In the state of California, both lenders and borrowers use secured promissory notes whenever they need to lend or borrow money. This type of legal agreement provides the lender with additional security that they will get their loan back.

In this article, we will discuss what exactly California secured promissory note is and how it differs from the unsecured promissory note. Additionally, we will discuss the way to write a secured promissory note California.

What Is a California Secured Promissory Note?

California secured promissory note is a contract between two parties, including a lender who lends money to another party (borrower) which can be any individual or business. As the name suggests, this promissory note is secured as it is backed by any collateral.

In secured promissory note California, the borrower pledges his/her any asset or property such a vehicle or home as collateral. It serves as additional insurance and security for a lender when lending money to the borrower, specifically if the borrower fails to repay the loan.

More precisely, a secured promissory note enables the lender to claim for collateral and take into possession a vehicle, land, home, or any other personal property pledged by the borrower. Lenders are highly advised to use secured notes if the borrower has a poor credit loan history.

Differences between California Secured and Unsecured Promissory Note

As mentioned earlier, California promissory notes are of two main kinds, one is a secured promissory note, and the other is an unsecured note. Both promissory notes differ from each other depending on their specific terms for the loan.

In California secured promissory note, the borrower is obliged to repay the loan, and money loaned is secured by some property. Simply put, if the borrower fails to make loan repayment due to any reason, the lender can seize the borrower's designated property or asset to reimburse the loan.

In other words, if the collateral attached to the promissory note is of sufficient value that covers the amount of money loaned, the lender has a guarantee of being repaid.

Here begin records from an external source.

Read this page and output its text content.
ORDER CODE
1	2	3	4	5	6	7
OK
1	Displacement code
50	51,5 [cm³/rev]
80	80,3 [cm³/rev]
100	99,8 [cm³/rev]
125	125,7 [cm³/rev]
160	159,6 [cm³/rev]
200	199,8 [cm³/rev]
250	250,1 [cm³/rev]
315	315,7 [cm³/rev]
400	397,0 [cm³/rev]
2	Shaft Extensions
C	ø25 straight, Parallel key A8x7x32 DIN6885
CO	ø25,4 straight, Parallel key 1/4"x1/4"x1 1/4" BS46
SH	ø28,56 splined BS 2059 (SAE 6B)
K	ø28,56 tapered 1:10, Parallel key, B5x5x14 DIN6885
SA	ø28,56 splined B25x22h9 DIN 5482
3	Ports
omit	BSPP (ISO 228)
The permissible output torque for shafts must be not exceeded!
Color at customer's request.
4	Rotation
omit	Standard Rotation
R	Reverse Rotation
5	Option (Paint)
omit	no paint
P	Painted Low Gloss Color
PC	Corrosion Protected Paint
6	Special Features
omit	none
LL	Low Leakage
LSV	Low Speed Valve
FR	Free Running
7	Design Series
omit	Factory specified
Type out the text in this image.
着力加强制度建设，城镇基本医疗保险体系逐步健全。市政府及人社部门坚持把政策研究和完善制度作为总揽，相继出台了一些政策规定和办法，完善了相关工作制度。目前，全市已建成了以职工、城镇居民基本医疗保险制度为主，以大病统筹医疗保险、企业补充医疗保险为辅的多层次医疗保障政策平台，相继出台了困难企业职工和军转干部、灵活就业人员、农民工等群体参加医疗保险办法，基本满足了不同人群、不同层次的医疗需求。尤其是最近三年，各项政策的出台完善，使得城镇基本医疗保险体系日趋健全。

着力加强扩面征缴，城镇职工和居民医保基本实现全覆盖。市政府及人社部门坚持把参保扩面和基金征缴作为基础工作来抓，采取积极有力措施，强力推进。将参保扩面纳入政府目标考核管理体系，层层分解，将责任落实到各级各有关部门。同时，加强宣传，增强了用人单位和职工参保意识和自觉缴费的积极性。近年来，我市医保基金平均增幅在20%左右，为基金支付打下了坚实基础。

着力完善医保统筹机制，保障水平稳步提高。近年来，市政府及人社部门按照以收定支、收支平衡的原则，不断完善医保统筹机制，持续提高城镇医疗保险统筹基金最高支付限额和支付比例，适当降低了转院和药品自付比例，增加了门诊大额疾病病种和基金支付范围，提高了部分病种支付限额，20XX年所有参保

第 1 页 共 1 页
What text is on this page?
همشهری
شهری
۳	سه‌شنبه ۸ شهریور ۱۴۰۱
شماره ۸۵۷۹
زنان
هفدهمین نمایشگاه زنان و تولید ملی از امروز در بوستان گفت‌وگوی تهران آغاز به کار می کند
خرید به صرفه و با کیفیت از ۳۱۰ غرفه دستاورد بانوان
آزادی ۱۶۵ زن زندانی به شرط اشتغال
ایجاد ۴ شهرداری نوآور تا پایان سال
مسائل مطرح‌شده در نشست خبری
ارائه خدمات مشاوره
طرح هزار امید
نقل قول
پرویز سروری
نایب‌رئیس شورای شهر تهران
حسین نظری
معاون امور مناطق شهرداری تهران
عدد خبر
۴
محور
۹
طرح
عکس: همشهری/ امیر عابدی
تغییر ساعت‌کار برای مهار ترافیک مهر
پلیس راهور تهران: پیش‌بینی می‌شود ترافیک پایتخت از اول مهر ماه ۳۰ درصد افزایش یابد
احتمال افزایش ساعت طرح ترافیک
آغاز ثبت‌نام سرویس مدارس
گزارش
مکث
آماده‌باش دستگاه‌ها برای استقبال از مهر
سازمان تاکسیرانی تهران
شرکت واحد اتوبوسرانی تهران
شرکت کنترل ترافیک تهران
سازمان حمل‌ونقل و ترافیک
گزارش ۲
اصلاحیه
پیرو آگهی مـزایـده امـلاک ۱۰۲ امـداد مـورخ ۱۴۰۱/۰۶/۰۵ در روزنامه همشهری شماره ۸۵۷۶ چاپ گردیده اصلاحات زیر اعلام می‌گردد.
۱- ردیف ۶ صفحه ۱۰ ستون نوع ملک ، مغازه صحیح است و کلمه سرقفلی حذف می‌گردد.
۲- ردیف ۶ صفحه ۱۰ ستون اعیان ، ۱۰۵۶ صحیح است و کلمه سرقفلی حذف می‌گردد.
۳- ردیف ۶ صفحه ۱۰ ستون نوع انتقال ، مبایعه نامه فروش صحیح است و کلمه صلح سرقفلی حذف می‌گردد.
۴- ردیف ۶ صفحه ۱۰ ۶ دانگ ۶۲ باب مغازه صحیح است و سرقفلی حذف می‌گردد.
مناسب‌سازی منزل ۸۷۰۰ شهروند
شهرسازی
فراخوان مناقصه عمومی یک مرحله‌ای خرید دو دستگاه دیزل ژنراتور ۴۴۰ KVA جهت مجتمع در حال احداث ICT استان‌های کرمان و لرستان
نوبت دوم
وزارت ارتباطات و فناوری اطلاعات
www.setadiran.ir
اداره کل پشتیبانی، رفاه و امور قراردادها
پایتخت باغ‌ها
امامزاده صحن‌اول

Likewise, an unsecured promissory note is a legal contract in which lender and borrower enter to outline the specific terms for loan repayment. However, unlike secured promissory note California, an unsecured note does not guarantee the lender to obtain loan repayment.

In an unsecured promissory note, the lender will need to file a civil lawsuit against the borrower if he fails to satisfy loan payment in full within the agreed-upon time. Moreover, an unsecured note California is used by the lender when the borrower has a good credit history.

How Do You Write a California Secured Promissory Note?

When it comes to writing secured promissory note California, all you need to do is to follow some simple steps:

  • Initially download the free downloadable templates for secured promissory note offered by CocoSign.
  • Now in this step, you will need to input some information about the lender and borrower. This section includes the legal names of both borrowers and lenders along with their address and interest rate (per year) if it is applied.
  • Thirdly, you need to add information about the payment method that will be used by the borrower. Precisely, this section requires information about the payment schedule, installment options along with the amount of loan payment. Lenders must also list the due date for payment.
  • Furthermore, you must include the amount of interest that will be charged in case of default on loan.
  • In the next step, you must include information about late fees and the amount that the borrower will need to pay. Besides, the lender must list days for the borrower to cure the default.
  • More importantly, a secured promissory note must include a comprehensive description regarding collateral that is pledged by a borrower as security.
  • Lastly, signatures of both lenders and borrowers are required along with dates to bring California secured promissory notes into effect.


All in all, California secured promissory note is used by the lender and the borrower to guarantee loan repayment. Lenders are advised to use a secured promissory note if they feel like the borrower has a poor credit history and low net worth.

This contract is legally binding between lender and borrower offering additional security to the lender in the form of collateral. If you are planning to give a loan to any individual or business, make sure you use a secure promissory note California.